Depending on market performance, a diversified portfolio of stocks and bonds in a Roth IRA has an average return between 6-10% per year compared to 1% in a bank savings account.

Liu acknowledges that there is risk in investing, but that the risk of not investing is much more severe. “The history shows, at least for the last few centuries, [that] investing in the stock market for long periods of time has led to high returns,” says Liu, who earned a Ph.D. in Economics from MIT and worked in economic consulting for six years before joining the faculty at West Valley. Those focused on the risks of the stock market are “worried about short term losses, not the fact that they won't have enough money later on.

Highs and lows in the market is why Liu encourages students to start investing as early as possible. Should the market crash, your Roth IRA portfolio would have time to recover and grow before you need the money for retirement or an unexpected life event.

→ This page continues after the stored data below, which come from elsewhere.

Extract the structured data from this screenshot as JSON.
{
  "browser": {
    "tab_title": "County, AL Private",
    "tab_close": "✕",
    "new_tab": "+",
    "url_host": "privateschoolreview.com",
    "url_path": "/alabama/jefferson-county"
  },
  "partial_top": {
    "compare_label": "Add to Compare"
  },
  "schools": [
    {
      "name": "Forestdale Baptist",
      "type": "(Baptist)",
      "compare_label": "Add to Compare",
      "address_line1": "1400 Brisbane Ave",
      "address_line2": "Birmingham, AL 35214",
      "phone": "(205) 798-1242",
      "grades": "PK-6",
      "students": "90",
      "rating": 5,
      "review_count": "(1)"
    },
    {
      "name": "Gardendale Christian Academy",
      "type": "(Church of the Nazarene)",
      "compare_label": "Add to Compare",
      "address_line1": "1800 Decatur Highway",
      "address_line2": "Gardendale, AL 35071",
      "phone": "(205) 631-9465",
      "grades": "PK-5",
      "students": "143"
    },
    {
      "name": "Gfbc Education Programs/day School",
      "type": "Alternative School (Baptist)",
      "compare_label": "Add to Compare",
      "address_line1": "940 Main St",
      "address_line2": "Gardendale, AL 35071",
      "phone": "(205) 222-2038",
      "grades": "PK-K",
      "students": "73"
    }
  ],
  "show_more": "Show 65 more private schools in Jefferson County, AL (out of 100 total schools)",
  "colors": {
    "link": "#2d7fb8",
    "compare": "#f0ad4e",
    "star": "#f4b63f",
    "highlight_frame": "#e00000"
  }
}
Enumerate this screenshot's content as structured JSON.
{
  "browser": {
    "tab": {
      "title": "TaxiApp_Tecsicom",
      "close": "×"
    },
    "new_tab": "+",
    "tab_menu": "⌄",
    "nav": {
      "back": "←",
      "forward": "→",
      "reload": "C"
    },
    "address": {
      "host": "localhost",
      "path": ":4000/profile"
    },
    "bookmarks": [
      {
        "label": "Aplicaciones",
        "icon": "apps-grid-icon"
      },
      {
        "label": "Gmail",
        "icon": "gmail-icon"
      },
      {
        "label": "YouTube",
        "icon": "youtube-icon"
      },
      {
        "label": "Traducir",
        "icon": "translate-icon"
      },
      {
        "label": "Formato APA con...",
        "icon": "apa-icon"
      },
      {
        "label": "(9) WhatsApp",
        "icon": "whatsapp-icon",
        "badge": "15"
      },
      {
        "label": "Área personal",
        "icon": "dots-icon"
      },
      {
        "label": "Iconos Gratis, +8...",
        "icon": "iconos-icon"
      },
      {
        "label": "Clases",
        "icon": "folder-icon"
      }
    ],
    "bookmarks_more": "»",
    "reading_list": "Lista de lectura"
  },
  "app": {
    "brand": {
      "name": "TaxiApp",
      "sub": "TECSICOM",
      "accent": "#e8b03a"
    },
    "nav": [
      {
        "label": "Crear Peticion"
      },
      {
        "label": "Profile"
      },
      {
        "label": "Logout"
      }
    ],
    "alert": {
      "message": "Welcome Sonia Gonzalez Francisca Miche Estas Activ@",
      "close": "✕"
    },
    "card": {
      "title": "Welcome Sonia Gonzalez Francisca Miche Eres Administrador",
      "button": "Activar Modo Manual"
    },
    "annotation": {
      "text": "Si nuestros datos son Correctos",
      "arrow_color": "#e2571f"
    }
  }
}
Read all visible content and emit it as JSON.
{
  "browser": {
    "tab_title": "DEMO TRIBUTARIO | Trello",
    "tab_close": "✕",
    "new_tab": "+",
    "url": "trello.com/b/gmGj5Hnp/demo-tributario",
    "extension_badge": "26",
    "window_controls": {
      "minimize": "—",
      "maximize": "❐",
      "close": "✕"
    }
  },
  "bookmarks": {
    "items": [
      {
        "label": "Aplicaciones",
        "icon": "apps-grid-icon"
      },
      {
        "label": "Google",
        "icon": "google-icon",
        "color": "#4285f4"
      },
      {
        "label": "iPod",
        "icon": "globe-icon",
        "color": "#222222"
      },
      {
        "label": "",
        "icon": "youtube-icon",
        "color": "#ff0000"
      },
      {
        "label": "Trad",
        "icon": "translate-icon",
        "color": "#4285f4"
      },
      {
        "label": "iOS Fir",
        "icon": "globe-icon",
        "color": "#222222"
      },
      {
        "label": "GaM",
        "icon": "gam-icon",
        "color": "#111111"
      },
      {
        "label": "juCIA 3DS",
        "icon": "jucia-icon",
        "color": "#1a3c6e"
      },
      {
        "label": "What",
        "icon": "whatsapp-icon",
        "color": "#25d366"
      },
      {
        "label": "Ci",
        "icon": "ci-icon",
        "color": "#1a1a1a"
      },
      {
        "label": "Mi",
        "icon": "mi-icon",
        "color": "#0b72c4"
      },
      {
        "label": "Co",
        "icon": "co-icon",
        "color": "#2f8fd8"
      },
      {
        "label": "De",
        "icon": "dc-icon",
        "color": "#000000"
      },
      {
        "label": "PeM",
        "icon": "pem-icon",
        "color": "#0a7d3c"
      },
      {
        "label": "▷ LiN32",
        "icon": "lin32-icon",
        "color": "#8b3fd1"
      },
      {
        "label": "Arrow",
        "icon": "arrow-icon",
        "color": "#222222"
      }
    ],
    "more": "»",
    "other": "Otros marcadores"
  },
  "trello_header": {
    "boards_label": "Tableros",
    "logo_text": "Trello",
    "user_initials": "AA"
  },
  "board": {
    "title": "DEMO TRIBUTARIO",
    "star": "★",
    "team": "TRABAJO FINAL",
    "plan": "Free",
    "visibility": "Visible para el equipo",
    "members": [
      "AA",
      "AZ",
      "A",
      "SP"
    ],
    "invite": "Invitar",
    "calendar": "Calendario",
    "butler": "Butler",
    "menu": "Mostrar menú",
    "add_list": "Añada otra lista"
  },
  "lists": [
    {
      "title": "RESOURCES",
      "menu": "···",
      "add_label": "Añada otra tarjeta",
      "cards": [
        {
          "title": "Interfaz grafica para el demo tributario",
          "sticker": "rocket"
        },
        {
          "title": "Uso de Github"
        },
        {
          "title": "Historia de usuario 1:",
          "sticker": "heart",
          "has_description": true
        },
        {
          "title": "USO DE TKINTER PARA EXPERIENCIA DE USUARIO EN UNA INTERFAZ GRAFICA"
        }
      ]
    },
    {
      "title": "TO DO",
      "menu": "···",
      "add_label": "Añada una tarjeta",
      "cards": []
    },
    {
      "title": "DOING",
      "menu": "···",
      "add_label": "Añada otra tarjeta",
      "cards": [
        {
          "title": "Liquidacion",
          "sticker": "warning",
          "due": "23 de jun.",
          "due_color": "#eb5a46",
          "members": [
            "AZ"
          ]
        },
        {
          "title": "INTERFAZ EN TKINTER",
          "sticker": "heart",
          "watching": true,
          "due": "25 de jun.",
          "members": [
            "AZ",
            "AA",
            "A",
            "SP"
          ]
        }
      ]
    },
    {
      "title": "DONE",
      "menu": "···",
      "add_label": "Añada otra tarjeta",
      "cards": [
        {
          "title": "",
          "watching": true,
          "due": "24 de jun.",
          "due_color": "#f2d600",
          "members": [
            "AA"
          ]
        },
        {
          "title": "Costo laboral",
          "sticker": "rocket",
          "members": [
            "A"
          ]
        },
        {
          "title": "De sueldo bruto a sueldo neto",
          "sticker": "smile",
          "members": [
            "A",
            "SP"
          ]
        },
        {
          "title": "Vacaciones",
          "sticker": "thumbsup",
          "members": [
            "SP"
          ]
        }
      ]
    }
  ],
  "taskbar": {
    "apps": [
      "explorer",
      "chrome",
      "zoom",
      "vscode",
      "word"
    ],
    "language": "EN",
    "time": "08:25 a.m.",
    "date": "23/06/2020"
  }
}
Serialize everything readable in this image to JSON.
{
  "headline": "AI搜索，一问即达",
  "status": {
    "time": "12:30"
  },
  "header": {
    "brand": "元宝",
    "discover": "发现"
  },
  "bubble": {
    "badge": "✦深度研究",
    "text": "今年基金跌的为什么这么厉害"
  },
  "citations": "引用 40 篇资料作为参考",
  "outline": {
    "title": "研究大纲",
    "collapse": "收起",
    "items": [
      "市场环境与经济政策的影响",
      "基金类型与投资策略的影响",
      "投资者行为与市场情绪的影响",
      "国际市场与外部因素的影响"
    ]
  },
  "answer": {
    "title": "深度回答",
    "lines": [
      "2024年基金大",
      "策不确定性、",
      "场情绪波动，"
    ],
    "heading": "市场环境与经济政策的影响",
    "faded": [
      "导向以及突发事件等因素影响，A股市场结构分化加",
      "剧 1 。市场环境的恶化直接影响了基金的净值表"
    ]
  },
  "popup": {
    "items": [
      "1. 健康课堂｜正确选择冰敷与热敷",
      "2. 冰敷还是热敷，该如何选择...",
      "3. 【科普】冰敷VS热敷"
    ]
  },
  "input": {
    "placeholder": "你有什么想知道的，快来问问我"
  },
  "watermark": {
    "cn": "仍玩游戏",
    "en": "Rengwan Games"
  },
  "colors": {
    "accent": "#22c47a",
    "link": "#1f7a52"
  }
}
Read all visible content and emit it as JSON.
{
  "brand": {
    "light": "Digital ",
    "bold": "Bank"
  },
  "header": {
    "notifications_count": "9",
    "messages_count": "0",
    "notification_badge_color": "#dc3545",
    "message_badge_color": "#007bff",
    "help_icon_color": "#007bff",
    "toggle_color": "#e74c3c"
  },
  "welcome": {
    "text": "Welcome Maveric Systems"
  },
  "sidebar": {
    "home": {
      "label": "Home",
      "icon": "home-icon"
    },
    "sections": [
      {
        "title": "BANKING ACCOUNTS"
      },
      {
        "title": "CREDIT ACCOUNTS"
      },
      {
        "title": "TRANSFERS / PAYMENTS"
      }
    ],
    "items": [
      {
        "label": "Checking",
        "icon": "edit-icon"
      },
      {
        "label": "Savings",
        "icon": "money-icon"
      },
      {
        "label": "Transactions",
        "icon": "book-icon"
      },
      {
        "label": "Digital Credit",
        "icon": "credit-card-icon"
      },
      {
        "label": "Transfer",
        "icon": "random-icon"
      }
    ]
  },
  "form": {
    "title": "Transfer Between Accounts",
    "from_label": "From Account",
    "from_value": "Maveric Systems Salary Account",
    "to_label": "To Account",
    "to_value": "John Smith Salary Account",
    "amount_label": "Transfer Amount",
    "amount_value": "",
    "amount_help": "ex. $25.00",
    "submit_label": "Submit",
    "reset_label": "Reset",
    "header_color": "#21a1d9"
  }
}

The workshop is one example of Liu’s investment in student success at West Valley. A passionate teacher and advisor, Dr. Liu also heads the Honors Program that provides special interdisciplinary courses for motivated students who want to explore subjects in more depth. He also guides students through the process of building a competitive academic profile for transfer to a four-year college. “I’m really hoping to get students to go to the best schools: Berkeley, UCLA, Columbia and Stanford,” says Liu.

I feel like I have a lot of good advice for what students need to do to get into the top universities,” he adds. “Academics is number one. Then after academics, you need to do something that is going to make you stand out against all the other applicants.”

The next “Retire Rich” Personal Finance Workshop is on April 25th from 2-3:30pm at LASS-50.